Review: Thandatti

‘Thandatti’ is a moving romantic rural entertainer that seems to have been made with all of director Ram Sangaiah’s heart.

thandatti review

Film: Thandatti
Director: Ram Sangaiah
Cast: Pasupathy, Rohini, Vivek Prasanna, Ammu Abhirami and others
Cinematography: Mahesh Muthuswami
Music: KS Sundaramoorthy
Producer: S Lakshman Kumar
Duration: 128 minutes
Rating: 3 stars

‘Thandatti’ is a moving romantic rural entertainer that seems to have been made with all of director Ram Sangaiah’s heart.

The film basically revolves around two characters — Subramani(Pasupathi), a constable who is about to retire, and Thanga Ponnu (Rohini), an elderly woman who, after being disillusioned with her huge family, chooses to walk out of her home.

The story starts at a time when Subramani has just 10 days left to retire from the police force.

A boy comes to the police station to lodge a complaint that his grandmother, Thanga Ponnu, has gone missing. It is not long before three other women too come to the station to lodge the same complaint.

At the request of the boy, Subramani chooses to investigate the case. He accompanies the boy, who is Thanga Ponnu’s grandson, to the village and aid him in his search for his grandmother.

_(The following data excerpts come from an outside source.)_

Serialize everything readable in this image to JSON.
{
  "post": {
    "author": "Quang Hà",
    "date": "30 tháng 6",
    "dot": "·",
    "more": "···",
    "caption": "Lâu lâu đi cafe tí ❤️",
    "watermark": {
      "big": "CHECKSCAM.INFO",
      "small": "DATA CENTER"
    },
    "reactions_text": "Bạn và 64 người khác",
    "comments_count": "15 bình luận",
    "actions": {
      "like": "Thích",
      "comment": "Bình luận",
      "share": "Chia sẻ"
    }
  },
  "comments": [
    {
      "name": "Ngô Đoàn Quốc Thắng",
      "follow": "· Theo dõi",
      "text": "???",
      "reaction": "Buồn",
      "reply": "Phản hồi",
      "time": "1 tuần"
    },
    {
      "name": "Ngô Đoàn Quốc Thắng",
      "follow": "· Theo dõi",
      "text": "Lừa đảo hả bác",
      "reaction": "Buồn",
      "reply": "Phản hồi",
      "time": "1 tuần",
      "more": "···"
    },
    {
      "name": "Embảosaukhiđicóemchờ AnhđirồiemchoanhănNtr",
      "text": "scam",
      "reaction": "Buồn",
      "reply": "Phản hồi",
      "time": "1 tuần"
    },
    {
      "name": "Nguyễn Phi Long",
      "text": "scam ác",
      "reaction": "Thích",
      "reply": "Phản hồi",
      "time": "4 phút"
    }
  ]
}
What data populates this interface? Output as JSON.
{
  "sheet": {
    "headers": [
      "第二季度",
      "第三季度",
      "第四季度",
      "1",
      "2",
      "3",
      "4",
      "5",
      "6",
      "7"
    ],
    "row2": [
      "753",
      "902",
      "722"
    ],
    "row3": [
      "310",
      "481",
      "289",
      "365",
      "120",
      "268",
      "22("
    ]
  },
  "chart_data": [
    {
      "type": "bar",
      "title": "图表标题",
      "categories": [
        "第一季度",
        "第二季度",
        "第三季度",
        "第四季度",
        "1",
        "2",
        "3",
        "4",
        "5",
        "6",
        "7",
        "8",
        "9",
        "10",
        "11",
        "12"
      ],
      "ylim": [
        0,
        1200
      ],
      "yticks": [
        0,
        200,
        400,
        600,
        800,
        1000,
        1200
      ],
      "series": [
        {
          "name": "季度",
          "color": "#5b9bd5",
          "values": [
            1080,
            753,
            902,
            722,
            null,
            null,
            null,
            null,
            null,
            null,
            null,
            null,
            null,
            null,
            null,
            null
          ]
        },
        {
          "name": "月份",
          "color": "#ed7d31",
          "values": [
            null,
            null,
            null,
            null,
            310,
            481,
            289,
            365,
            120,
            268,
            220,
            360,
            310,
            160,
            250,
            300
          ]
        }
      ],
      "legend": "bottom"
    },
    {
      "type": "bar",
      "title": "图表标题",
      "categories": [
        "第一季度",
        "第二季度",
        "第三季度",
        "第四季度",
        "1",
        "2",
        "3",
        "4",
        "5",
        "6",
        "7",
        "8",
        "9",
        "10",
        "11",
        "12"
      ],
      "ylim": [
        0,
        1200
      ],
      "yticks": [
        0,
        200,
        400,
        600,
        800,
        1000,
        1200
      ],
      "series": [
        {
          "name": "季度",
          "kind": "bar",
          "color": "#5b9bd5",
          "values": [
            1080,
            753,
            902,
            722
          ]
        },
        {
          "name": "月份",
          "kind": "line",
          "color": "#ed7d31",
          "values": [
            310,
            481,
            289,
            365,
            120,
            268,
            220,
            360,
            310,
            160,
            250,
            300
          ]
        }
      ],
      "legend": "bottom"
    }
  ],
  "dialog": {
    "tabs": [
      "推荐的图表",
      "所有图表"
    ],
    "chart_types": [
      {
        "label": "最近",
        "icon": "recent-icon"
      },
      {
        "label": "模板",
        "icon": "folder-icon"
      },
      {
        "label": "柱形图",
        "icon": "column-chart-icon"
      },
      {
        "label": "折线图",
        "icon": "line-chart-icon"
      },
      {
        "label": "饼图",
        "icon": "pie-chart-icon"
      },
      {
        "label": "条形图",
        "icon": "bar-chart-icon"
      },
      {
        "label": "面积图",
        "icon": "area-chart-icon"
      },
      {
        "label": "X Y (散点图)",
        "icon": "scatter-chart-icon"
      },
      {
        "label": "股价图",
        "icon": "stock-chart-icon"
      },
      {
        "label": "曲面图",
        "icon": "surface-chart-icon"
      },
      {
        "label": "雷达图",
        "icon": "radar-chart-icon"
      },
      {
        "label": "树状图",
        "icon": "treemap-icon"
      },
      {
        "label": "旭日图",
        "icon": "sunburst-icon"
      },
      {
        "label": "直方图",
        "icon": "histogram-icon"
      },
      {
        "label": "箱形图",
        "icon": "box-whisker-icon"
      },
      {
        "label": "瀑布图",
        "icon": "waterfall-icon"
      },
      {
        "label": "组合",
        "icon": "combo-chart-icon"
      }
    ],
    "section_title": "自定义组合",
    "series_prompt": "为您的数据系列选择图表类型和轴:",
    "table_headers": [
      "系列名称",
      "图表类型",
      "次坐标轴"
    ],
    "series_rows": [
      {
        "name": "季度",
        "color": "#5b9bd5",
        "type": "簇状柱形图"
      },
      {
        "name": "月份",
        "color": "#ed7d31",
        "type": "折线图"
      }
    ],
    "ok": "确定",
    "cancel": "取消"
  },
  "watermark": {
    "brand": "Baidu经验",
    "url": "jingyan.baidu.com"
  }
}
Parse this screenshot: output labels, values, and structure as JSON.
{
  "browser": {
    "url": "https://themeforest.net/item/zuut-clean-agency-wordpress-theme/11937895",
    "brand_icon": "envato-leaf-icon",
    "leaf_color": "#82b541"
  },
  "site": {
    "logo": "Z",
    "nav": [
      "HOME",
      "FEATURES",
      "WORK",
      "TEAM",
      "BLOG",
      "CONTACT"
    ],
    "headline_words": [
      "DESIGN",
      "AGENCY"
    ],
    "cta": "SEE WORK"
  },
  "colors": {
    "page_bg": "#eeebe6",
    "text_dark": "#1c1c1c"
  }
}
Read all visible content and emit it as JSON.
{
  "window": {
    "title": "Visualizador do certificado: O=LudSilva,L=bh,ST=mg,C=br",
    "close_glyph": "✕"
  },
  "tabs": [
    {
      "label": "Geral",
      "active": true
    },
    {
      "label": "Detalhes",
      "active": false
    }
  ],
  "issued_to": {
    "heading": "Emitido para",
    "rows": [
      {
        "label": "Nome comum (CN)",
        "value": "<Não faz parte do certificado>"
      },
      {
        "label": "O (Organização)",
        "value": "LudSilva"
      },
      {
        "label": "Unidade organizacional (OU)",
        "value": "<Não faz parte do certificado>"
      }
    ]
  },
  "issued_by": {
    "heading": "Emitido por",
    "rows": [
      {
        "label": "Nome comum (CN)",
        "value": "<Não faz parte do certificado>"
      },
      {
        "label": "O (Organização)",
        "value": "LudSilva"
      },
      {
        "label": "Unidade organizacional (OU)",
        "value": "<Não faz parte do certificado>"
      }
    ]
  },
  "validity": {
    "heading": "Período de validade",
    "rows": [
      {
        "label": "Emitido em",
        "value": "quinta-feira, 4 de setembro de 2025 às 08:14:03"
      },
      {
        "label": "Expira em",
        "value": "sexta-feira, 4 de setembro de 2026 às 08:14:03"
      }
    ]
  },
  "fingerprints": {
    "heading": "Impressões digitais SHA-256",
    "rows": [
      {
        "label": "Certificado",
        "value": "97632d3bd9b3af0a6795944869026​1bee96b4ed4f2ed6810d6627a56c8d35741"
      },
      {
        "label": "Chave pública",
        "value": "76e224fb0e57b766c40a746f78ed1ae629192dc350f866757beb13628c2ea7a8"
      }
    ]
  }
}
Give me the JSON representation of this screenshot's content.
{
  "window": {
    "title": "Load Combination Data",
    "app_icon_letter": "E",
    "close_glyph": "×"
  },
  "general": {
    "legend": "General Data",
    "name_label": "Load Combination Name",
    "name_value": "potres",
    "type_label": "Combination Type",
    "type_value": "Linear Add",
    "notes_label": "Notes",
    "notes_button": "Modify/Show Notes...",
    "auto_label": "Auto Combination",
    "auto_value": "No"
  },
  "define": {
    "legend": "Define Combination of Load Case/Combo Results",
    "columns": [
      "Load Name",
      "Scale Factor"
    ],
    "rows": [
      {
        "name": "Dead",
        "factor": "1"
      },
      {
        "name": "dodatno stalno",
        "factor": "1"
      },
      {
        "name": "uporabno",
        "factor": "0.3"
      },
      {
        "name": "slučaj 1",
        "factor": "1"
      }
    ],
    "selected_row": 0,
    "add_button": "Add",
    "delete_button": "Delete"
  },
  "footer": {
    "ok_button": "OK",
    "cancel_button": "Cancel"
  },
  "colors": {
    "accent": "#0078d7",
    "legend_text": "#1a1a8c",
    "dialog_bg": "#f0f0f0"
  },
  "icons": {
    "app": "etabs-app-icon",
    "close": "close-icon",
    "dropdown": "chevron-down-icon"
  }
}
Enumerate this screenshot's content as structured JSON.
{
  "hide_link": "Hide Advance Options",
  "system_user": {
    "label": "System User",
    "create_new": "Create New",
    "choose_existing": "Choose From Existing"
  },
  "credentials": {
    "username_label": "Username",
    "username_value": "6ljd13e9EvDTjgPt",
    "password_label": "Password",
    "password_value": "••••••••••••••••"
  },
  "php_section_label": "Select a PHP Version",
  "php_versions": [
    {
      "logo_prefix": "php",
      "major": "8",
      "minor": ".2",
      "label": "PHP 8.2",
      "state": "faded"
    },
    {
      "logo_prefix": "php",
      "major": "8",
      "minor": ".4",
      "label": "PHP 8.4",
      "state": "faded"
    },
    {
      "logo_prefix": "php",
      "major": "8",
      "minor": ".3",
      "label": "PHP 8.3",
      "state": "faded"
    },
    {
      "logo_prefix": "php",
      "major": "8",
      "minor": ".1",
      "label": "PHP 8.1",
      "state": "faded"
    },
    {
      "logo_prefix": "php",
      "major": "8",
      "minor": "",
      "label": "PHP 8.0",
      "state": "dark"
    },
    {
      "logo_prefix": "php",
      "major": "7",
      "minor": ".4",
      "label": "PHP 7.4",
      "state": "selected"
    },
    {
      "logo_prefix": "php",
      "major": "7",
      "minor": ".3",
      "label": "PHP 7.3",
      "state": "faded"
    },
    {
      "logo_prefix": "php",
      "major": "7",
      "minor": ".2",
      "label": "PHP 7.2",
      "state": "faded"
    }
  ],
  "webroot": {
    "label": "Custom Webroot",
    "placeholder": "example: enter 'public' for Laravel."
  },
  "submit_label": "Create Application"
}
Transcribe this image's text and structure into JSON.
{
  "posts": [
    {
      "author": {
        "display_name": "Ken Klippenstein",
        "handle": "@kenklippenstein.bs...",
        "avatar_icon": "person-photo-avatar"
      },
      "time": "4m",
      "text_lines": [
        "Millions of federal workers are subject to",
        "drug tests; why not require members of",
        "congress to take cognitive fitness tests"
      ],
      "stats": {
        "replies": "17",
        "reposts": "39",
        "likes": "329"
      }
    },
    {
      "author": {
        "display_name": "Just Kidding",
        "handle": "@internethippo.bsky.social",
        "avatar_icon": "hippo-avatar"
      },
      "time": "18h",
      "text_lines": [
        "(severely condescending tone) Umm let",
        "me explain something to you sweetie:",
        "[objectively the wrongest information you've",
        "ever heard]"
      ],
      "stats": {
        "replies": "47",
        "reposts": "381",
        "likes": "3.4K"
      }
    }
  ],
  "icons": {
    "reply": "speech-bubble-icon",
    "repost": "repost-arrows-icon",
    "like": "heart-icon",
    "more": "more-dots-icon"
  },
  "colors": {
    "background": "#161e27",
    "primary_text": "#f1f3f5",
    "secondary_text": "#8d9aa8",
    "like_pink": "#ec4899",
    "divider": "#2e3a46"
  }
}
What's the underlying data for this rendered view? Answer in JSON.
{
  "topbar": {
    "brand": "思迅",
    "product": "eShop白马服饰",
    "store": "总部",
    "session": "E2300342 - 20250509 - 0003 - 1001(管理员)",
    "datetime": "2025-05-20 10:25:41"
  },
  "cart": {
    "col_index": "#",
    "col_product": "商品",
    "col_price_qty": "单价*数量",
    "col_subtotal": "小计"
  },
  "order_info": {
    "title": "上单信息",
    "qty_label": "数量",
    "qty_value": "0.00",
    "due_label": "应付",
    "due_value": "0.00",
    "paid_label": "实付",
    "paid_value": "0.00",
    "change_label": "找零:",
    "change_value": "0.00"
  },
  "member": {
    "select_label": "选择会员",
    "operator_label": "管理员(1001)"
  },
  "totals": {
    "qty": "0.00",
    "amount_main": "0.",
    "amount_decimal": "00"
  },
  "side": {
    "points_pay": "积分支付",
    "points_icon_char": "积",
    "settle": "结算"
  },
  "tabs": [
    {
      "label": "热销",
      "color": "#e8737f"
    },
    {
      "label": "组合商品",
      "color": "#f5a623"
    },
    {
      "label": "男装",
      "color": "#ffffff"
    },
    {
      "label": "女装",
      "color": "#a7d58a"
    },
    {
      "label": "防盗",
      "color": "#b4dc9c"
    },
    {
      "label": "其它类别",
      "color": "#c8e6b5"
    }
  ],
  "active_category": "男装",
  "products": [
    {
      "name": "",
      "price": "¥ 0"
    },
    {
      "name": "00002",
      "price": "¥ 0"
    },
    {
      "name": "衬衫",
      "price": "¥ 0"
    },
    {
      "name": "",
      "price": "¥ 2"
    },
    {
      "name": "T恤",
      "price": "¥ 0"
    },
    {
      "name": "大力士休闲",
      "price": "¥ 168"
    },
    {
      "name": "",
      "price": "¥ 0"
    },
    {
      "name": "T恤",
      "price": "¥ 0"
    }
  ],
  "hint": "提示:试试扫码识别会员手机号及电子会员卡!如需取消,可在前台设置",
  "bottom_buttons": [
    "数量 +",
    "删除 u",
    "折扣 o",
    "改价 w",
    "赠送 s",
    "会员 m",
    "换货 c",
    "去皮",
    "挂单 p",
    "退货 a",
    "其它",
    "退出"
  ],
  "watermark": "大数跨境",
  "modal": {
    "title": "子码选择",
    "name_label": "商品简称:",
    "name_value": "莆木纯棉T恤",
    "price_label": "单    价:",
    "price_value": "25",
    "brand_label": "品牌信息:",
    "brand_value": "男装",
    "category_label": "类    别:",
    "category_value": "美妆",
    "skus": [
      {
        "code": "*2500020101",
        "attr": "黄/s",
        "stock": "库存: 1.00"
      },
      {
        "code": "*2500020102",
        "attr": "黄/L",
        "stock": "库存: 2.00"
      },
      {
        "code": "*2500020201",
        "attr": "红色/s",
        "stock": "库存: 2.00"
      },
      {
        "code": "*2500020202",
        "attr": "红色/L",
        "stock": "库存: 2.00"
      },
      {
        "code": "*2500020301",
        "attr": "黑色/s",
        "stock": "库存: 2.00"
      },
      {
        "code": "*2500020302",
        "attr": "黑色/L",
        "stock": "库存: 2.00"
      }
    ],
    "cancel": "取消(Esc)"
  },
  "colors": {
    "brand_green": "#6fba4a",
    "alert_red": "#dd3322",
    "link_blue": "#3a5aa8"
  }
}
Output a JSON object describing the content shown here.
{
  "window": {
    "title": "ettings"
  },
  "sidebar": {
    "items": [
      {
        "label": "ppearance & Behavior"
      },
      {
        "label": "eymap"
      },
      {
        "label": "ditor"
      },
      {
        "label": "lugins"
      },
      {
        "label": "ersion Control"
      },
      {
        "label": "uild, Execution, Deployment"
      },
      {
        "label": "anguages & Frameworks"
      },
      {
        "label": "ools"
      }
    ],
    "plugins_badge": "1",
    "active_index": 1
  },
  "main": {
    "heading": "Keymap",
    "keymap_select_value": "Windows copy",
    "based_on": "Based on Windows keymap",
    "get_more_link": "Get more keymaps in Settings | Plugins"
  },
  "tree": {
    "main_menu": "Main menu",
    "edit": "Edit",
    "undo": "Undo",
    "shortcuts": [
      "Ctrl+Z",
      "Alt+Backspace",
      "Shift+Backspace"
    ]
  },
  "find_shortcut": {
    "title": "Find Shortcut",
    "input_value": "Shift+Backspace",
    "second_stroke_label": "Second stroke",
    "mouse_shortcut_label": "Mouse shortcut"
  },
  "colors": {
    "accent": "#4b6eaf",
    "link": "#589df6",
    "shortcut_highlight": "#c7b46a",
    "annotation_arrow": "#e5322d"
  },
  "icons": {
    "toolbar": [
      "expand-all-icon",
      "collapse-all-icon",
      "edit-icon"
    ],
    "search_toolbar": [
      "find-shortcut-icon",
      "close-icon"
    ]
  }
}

On their way back, the boy tells Subramani that all the women who lodged a missing complaint that morning along with him were Thanga Ponnu’s daughters and that they were more interested in his grandmother’s Thandatti or gold earrings than they were in her well being. For Subramani, this case means much more than just finding an old lady who has left home. It is unique and holds considerable significance. Why is this case so important to Subramani? Thandatti gives you the answer…

The film starts off on a light-hearted note and tries to stay that way for the most part. But by the time it ends, it invariably turns into a romantic drama.

Ram Sangaiah has tried to showcase life in the rural sector as it is. He shows how ungrateful and self-centred human beings are on the one hand and on the other, also makes an attempt at highlighting the crushing impact caste had on women’s liberty, especially with regard to making life-altering decisions.

The film has some impressive performances coming from its lead actors. Pasupathy, as always, delivers a neat performance as the duty-conscious cop.

Vivek Prasanna as the drunk, irresponsible son of Thanga Ponnu also impresses.

Rohini, who plays Thanga Ponnu, comes up with a commendable performance as well.

K S Sundaramoorthy’s background score is pleasant and goes well with the proceedings on screen.

Thandatti might not be an exceptional film, but it is an honest and sincere attempt at telling a very touching story.